Ethiopia, whose government purposely starved Its Own People to death in the 80s, such that Americans sang songs about them, was Washington’s light of freedom unto the Somalis. That turned out horrifyingly as we know — Ethiopia could poetically be said to have infected Somalia with famine; many other African despotisms have been roped in to somehow deliver democracy at missile-point, killing and displacing thousands in the process; an insurgency of war-scarred children runs wild.

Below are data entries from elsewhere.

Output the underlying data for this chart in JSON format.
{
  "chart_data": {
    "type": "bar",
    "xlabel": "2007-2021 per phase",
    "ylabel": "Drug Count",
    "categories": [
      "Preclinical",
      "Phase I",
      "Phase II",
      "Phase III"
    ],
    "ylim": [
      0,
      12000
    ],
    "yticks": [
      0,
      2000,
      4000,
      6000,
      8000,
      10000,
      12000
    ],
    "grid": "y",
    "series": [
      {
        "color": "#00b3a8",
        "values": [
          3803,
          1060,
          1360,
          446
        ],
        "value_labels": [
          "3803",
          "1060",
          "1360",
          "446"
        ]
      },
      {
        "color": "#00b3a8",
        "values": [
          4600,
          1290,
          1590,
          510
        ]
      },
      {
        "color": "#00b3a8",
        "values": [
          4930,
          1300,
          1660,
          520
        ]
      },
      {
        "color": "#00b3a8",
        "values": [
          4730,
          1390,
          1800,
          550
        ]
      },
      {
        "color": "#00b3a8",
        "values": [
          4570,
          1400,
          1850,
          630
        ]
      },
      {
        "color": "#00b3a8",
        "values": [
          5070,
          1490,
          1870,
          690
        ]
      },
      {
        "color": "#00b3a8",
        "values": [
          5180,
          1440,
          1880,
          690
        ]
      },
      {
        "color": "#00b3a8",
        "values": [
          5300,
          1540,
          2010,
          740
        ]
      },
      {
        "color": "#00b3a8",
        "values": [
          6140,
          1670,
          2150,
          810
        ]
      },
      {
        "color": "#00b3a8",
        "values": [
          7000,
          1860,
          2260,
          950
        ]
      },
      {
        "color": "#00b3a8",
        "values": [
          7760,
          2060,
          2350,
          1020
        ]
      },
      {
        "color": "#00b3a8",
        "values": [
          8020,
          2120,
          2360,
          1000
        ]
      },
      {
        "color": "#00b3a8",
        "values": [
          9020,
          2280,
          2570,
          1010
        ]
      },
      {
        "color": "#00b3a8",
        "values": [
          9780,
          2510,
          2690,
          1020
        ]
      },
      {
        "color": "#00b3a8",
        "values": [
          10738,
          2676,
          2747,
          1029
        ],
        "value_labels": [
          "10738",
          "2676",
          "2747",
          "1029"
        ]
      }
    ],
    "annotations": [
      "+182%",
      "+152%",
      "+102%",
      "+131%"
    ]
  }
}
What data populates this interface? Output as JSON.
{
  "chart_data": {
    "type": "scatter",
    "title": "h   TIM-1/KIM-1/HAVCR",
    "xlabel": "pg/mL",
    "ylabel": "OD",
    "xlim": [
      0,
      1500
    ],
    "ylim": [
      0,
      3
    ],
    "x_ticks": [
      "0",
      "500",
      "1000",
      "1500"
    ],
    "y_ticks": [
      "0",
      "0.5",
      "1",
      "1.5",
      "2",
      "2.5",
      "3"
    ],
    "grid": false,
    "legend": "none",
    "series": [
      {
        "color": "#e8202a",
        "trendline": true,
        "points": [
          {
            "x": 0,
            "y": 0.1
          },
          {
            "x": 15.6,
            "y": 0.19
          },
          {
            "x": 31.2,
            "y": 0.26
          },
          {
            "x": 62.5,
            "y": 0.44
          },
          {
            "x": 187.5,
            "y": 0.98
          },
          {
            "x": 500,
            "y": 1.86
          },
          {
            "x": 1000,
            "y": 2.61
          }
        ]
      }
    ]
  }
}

But the point isn’t to mock yet again the utter, utter failure of US foreign policy with regard to Somalia, but to note that Ethiopia — DC’s go-to for regional freedom delivery — is run by terrible people who monitor and punish journalism they feel threaten them. Two Swedish journalists were just sentenced to 15 years in prison for “terrorism,” i.e., the crime of attempting to report in the Ogaden, an ethnic Somali region ruled brutally by Addis Ababa. Ethiopian journalists have been charged with terrorism as well. Many flee, shuttering their papers, in order to avoid what I imagine are quite inhospitable prisons — all for speaking their minds.

In the US, meanwhile, a sort of terror-fueled guerrilla law has taken hold, which will now soon be properly codified thanks to a few hawks and an ocean of cowards in Congress, plus a power-mad president. One could wonder if Ethiopia might be the model for the US government lately, whose leaders have seen fit to torture, imprison, and murder Americans for their own crimes of speech.